В тот день радости парня не было границ: открыл свой личный счет! Да еще двух сразу подстрелил! И не кого-нибудь, а офицеров!
За первой группой снайперов, выпущенных девушками, последовала вторая, за второй – третья. Их лучшие ученики уже приступили к самостоятельной «охоте», уничтожая за каждый выход по нескольку врагов. Мало этого: они тоже стали инструкторами – начали готовить новых снайперов!
Прошло еще два-три месяца, и в полках появились стрелки, называвшие себя в шутку «внуками» Наташи и Маши. Дивизия «разбогатела» снайперами, и это было прежде всего заслугой девушек.
Наташа с гордостью рапортовала матери:
«У нас сейчас уже большая группа снайперов. За последние три недели мы все вместе уничтожили двести сорок пять фашистских гадов. Командование дивизии очень нами довольно. Вызывали к себе, беседовали в присутствии корреспондентов из армии. Восемь наших снайперов представлены к награде...»
Примерно в это же время Маша писала родным:
«Сколько радостей для меня приносят ваши письма, просто трудно описать... Что может быть радостней, как знать о вас всех? И вот когда я читаю ваши письма, то мне кажется, что я разговариваю с вами.
...Хочу знать, как здоровье мамы. Она, наверное, все переживает за всех и все молчит, как всегда. Ничего, мамуся, я отомщу фашистским бандитам за все, а ты не беспокойся о нас, береги свое здоровье...»
И девушки мстили врагу, увеличивая свой снайперский счет, умножая число снайперов в дивизии.

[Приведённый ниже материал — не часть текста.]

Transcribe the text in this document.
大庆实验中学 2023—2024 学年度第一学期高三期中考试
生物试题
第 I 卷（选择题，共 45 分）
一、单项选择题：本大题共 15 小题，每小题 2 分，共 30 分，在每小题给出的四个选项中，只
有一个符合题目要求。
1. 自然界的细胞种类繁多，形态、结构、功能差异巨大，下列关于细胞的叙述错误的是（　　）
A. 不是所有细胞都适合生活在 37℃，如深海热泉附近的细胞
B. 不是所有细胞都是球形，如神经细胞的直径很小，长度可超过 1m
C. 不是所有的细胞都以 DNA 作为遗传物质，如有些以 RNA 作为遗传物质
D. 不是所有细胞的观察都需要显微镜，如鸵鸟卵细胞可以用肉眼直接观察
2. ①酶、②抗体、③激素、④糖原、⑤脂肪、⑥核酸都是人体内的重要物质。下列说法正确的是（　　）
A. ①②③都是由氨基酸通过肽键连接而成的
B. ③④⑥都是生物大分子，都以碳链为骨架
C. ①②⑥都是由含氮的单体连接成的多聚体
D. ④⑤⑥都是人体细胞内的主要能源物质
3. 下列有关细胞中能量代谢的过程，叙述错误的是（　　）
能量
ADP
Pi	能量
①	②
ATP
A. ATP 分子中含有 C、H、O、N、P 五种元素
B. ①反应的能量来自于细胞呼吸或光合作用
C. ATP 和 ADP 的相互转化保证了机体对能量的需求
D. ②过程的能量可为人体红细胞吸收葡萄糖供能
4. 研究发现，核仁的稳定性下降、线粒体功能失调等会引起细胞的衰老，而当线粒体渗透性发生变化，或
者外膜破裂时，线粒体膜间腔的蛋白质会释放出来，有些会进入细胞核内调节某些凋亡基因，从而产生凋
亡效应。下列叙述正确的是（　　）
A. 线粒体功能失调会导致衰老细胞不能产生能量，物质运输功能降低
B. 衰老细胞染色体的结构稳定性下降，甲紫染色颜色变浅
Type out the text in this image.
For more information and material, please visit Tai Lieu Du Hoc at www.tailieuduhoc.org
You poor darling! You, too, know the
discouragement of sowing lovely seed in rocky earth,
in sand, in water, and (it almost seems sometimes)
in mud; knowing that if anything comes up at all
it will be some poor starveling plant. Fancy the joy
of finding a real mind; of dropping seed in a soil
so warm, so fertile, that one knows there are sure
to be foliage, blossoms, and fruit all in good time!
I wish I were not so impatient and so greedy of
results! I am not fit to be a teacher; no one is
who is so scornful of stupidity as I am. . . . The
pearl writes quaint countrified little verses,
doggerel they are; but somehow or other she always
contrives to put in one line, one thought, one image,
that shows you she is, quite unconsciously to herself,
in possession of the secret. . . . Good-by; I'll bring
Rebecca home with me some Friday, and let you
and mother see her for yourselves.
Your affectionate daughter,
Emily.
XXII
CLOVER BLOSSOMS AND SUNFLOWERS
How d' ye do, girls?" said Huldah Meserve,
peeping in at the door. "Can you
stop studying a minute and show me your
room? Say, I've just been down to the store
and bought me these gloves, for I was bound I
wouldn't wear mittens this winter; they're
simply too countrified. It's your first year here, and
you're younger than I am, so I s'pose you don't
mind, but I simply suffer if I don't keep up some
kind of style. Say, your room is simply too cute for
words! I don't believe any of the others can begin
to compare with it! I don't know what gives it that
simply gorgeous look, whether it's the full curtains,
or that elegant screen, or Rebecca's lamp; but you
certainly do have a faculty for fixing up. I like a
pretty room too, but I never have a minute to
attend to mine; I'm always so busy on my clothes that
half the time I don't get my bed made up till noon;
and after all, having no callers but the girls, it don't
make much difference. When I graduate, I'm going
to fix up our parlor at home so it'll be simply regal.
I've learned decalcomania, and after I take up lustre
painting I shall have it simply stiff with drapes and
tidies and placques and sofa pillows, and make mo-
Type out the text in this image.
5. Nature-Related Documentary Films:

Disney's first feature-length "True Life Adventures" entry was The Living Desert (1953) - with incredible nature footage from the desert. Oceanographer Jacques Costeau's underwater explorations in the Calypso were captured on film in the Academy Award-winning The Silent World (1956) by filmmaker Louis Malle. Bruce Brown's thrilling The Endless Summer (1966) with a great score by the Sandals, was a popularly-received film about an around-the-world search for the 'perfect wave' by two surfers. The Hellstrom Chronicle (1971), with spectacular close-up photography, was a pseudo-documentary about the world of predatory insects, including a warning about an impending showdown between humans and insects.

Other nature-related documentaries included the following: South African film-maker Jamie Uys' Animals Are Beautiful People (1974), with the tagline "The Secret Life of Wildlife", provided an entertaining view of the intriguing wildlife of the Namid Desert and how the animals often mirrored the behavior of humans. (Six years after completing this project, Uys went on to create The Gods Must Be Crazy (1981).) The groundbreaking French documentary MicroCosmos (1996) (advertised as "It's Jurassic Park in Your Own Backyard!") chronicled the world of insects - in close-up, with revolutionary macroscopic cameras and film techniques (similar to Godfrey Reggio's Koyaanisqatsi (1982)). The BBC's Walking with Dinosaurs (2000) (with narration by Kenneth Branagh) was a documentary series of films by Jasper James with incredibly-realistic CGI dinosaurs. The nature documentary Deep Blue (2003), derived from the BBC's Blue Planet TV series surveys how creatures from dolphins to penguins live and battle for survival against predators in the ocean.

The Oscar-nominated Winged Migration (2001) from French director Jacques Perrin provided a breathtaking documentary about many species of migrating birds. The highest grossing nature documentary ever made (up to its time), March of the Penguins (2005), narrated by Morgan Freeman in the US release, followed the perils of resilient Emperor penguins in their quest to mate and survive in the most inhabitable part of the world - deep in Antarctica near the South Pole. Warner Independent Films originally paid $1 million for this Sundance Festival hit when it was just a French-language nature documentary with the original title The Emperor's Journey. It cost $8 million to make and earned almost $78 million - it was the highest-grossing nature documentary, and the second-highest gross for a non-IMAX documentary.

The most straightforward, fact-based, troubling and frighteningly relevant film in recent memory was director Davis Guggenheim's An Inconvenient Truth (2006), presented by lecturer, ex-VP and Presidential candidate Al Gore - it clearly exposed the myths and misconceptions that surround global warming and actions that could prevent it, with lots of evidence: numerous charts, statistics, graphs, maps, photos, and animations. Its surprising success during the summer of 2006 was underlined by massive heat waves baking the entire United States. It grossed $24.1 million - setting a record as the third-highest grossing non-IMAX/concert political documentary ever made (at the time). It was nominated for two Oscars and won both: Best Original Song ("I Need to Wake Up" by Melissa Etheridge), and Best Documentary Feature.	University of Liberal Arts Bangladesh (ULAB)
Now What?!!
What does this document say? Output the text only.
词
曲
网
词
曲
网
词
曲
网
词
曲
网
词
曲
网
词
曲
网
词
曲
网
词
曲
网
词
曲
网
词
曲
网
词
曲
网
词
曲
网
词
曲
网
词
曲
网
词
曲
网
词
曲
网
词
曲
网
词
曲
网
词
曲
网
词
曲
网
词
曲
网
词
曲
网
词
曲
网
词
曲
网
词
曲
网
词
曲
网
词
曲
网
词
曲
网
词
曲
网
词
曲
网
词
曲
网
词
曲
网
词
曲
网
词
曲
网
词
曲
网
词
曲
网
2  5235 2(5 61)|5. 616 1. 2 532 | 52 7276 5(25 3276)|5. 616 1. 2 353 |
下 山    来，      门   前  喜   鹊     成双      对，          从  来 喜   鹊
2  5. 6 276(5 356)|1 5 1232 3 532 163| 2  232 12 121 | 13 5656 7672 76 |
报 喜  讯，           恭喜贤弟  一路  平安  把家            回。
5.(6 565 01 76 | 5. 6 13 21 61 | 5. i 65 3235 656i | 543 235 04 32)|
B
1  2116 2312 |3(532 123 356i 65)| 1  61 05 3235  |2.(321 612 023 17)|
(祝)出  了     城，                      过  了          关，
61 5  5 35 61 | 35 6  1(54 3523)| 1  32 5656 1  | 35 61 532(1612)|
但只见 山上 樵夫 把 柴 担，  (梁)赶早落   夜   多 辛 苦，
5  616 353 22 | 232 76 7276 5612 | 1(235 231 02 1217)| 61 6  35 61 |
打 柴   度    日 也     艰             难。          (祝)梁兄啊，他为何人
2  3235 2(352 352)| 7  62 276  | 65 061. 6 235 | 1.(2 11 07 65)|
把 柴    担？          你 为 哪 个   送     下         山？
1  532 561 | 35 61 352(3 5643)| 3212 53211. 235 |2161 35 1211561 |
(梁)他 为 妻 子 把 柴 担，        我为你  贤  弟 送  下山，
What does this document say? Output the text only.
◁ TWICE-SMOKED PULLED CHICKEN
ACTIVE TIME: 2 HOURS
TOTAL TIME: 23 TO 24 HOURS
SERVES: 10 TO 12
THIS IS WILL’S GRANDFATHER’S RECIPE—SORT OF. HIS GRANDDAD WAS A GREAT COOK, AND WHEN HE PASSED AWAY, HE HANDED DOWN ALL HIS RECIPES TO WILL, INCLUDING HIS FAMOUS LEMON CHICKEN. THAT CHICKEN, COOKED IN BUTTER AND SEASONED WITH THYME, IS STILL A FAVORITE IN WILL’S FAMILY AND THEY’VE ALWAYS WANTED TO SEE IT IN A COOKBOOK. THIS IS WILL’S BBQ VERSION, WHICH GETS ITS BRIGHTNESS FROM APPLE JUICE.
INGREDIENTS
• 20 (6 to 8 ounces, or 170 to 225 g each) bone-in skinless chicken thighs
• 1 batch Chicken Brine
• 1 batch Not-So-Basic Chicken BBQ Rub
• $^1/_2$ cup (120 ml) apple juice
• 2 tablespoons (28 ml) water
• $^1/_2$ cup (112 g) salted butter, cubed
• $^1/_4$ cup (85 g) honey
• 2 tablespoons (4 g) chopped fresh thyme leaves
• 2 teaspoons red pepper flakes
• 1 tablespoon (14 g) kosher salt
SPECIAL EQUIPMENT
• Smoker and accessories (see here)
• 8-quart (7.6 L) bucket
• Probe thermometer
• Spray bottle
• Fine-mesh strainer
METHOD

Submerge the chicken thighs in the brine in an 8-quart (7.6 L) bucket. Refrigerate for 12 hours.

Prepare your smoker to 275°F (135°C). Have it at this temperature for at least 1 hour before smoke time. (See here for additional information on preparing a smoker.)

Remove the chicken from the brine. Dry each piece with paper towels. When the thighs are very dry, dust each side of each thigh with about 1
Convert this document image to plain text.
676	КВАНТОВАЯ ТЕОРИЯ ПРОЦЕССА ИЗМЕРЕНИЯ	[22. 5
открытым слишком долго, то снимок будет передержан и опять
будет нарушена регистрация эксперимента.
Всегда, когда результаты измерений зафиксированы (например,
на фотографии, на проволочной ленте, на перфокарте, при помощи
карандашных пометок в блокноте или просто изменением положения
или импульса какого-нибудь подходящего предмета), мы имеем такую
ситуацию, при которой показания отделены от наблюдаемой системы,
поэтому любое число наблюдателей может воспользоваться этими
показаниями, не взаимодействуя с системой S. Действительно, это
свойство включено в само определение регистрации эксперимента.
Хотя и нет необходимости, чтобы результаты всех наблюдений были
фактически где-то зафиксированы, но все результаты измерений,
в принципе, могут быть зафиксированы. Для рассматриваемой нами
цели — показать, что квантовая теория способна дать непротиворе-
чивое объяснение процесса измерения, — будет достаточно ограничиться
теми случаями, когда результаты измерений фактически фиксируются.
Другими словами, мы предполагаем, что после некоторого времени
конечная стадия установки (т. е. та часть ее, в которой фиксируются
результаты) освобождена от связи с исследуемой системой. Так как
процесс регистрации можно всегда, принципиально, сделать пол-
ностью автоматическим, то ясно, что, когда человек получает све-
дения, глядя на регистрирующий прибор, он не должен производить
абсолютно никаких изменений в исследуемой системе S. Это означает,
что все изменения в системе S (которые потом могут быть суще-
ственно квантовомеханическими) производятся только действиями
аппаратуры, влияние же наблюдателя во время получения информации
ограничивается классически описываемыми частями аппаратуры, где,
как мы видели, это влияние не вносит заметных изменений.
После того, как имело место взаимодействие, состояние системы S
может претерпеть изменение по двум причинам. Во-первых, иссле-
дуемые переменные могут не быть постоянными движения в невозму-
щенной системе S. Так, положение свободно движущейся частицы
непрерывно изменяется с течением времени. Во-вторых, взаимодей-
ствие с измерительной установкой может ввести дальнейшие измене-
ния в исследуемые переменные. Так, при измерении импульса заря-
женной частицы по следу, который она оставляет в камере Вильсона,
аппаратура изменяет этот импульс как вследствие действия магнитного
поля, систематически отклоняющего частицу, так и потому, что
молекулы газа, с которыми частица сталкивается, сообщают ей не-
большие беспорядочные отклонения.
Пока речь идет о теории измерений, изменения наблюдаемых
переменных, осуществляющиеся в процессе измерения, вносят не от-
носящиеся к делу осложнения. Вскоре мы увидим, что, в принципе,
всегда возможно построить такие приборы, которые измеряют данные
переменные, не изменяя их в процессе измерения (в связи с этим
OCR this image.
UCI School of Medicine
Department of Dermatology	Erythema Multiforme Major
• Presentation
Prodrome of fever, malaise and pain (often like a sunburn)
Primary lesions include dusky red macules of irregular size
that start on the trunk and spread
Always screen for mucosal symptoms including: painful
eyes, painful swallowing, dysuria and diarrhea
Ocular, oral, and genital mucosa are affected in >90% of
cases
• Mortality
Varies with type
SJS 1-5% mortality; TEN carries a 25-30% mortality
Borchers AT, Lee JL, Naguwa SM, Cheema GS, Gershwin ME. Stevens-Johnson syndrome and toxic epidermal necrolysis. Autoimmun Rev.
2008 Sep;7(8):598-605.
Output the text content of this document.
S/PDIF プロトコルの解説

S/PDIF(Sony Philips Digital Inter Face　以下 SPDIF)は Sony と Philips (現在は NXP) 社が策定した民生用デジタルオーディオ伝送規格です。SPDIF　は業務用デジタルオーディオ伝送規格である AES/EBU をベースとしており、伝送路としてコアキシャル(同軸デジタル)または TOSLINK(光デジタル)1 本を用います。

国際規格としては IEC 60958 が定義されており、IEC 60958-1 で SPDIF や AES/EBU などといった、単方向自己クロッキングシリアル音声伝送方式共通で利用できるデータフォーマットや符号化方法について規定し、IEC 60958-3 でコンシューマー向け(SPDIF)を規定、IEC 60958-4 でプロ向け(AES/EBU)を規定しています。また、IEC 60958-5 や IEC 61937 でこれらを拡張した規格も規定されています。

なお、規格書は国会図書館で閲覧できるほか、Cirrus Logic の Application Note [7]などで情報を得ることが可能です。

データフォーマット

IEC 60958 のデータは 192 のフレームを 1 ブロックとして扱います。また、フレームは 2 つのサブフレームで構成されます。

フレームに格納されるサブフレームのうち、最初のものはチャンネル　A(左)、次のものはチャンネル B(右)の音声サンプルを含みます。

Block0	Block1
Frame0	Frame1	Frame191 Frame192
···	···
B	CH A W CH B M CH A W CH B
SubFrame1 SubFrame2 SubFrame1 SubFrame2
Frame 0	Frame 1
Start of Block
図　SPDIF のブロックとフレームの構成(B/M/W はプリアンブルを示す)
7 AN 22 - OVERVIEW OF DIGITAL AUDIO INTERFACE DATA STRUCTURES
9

Первой их наградой стали ордена Красной Звезды.
Этот орден очень нравился Наташе. На нем в центре лучистой звезды было изображение бойца с винтовкой. Глядя на него, она почему-то вспоминала отправку на фронт, митинг в Покровском-Стрешневе и песню, которую бодро пели студенты-добровольцы:
«Стоим на страже всегда, всегда...»
«ЕСЛИ БЫ ТЫ ЗНАЛ, КАК ЭТО БЫЛО СТРАШНО!»
До чего хочется скинуть обмундирование, отложить винтовку и искупаться! И чтобы было тихо-тихо, только легкий плеск ладоней по воде, точно дальние и слабые разрывы мин... Чтобы лилии покачивали белыми головками на широких листьях цвета хаки... Чтобы можно было, перевернувшись на спину, закрыть глаза, а солнце просвечивало бы сквозь веки радужными кругами, словно сигнальные ракеты...
А потом выскочить на берег, плюхнуться на разомлевшую от жары траву, прижаться к земле и прислушиваться к каким-то глубинным ее токам. Ведь это как раз они и взметывают к небу толпы ершистых колосьев... Вот на днях такие же усатые колосья в поле у дороги шумели, волновались, кланялись в пояс – просили забрать их, чтобы не достались они врагу...
Идет лето тяжелого, кровавого сорок второго года. Видно, влезает, въедается война в плоть и кровь, если привычные, знакомые с детства осенние приметы оборачиваются в сознании чем-то военным...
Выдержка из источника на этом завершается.